The US dollar is falling against its G10 peers, a boon for domestic companies with relatively high exposure to overseas markets, as the Federal Reserve has likely already enacted its largest increases to benchmark interest rates, even with future rate hikes expected later in 2023.
The US dollar index, which measures the greenback against a basket of six G10 currencies, is down nearly 8% from Nov. 2, 2022, when the Fed approved a fourth-consecutive 75-basis-point rate hike to bring the benchmark fed funds rate to a range of 3.75% to 4.00%. The Fed raised rates by a combined 125 basis points at its next four meetings — pushing the benchmark rate above 5% — then paused earlier in June, the first instance of no action on rates since January 2022.
While the majority of Fed officials expect additional rate hikes in 2023, as inflation remains persistently high and the labor market remains tight, the US dollar has failed to rally.
The US dollar tends to rise with rate hikes as investors move to dollar-denominated investments, such as US Treasury bonds, in order to take advantage of rising interest rates. A strong US dollar can lower the price of foreign goods but increase the price of goods in overseas markets and chill global demand. The US dollar rally in 2022 contributed to rising inflation worldwide and increased the costs of foreign debt service.
Losing ground
The US dollar, which gained substantial ground on all its G10 peers throughout much of one of the central bank's most aggressive rate hiking cycles in its history, has lost ground to every G10 currency, except the Norwegian krone, since early November 2022.
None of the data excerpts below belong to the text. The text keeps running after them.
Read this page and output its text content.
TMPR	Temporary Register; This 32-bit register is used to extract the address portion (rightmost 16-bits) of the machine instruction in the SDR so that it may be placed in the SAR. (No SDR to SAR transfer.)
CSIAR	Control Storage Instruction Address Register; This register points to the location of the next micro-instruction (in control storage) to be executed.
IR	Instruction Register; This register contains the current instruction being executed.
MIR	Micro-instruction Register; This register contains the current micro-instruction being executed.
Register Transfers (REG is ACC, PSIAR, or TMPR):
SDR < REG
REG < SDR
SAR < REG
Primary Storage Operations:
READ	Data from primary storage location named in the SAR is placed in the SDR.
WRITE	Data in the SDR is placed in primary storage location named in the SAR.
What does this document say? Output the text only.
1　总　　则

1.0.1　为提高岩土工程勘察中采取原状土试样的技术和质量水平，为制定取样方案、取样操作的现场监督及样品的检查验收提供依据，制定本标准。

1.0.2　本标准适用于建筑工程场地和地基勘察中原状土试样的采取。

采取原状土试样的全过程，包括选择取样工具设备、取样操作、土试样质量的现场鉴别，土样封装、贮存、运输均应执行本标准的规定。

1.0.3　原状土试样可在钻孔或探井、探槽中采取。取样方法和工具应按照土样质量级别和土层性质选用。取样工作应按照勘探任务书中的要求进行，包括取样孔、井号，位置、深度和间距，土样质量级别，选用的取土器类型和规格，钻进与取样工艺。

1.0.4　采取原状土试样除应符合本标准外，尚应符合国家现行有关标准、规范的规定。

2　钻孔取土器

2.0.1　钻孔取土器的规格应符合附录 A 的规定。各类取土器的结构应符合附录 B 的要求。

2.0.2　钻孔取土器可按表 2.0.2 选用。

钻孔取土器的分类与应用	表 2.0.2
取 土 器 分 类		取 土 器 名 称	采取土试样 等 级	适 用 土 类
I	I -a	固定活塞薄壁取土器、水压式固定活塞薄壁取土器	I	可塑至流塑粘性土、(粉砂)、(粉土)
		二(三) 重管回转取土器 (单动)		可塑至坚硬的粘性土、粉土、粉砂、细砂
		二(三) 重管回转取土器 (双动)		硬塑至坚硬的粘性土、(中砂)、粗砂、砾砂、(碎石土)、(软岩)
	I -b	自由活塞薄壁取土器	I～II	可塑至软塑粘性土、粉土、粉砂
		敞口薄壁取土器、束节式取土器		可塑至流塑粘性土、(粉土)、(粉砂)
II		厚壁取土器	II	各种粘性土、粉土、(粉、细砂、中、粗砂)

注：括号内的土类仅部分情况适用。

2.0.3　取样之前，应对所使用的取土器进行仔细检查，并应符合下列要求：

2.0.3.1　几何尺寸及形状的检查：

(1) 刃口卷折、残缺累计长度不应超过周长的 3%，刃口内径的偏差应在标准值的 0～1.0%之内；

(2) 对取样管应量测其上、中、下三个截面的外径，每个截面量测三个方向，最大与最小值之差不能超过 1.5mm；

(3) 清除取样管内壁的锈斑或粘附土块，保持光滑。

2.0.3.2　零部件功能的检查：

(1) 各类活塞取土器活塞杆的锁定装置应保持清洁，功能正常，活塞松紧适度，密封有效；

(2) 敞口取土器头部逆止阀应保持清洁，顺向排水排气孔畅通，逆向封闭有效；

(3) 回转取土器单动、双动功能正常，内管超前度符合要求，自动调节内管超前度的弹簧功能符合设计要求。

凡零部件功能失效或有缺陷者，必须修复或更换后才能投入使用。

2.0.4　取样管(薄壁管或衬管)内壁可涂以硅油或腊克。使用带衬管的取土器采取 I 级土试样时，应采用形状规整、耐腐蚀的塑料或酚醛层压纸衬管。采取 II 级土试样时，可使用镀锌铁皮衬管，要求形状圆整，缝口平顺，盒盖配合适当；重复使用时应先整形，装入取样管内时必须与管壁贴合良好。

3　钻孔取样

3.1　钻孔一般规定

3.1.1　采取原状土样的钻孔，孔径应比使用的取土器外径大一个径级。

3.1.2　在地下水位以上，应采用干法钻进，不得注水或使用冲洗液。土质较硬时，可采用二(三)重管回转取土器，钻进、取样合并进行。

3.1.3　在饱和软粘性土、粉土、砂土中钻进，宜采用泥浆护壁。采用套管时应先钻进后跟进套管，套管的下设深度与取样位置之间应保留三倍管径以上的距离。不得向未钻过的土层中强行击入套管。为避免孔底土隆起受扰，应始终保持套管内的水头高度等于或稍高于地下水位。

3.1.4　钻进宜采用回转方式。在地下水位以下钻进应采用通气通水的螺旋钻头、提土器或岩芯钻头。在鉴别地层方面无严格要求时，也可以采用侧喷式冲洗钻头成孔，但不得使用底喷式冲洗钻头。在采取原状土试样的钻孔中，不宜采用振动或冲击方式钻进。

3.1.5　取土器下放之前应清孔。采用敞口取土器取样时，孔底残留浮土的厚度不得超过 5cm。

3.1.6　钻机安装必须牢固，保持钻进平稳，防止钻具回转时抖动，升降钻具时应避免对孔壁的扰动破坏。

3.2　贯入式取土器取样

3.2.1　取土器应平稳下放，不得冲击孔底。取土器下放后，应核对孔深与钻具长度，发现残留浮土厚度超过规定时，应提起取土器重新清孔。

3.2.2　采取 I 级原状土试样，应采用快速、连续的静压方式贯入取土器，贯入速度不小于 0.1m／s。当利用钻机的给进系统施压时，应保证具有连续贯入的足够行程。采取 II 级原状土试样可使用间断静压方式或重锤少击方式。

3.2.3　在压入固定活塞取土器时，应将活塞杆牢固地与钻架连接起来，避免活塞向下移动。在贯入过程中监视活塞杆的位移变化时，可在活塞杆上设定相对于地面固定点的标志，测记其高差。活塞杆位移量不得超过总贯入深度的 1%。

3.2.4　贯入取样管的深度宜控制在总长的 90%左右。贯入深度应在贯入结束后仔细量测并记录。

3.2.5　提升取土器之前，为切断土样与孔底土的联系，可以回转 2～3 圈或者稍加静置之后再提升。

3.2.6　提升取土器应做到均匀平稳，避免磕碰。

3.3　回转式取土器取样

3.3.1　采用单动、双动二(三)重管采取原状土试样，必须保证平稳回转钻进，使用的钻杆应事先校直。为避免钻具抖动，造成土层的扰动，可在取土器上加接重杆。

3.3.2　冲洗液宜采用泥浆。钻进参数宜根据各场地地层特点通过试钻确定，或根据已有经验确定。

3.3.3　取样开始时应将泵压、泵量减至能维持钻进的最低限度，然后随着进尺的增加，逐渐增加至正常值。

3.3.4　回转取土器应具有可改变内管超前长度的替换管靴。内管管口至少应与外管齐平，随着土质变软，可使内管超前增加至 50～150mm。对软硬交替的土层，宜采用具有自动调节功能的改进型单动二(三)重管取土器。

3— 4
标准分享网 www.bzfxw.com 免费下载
The US dollar was up 11.24% on the euro from March 17, 2022, to Nov. 2, 2022, but has since lost 10.33%.
Market responds
The US dollar's relative weakness has helped large-cap US companies with high foreign revenue exposure. The S&P 500 Foreign Revenue Exposure Index, for example, is up 23.03% since the start of the year, while the S&P 500 US Revenue Exposure Index is down 2.82%.
The foreign exposure index measures the performance of companies with high revenue exposure to non-US regions, while the US index measures the performance of companies that earn more US revenue than the average S&P 500 stock.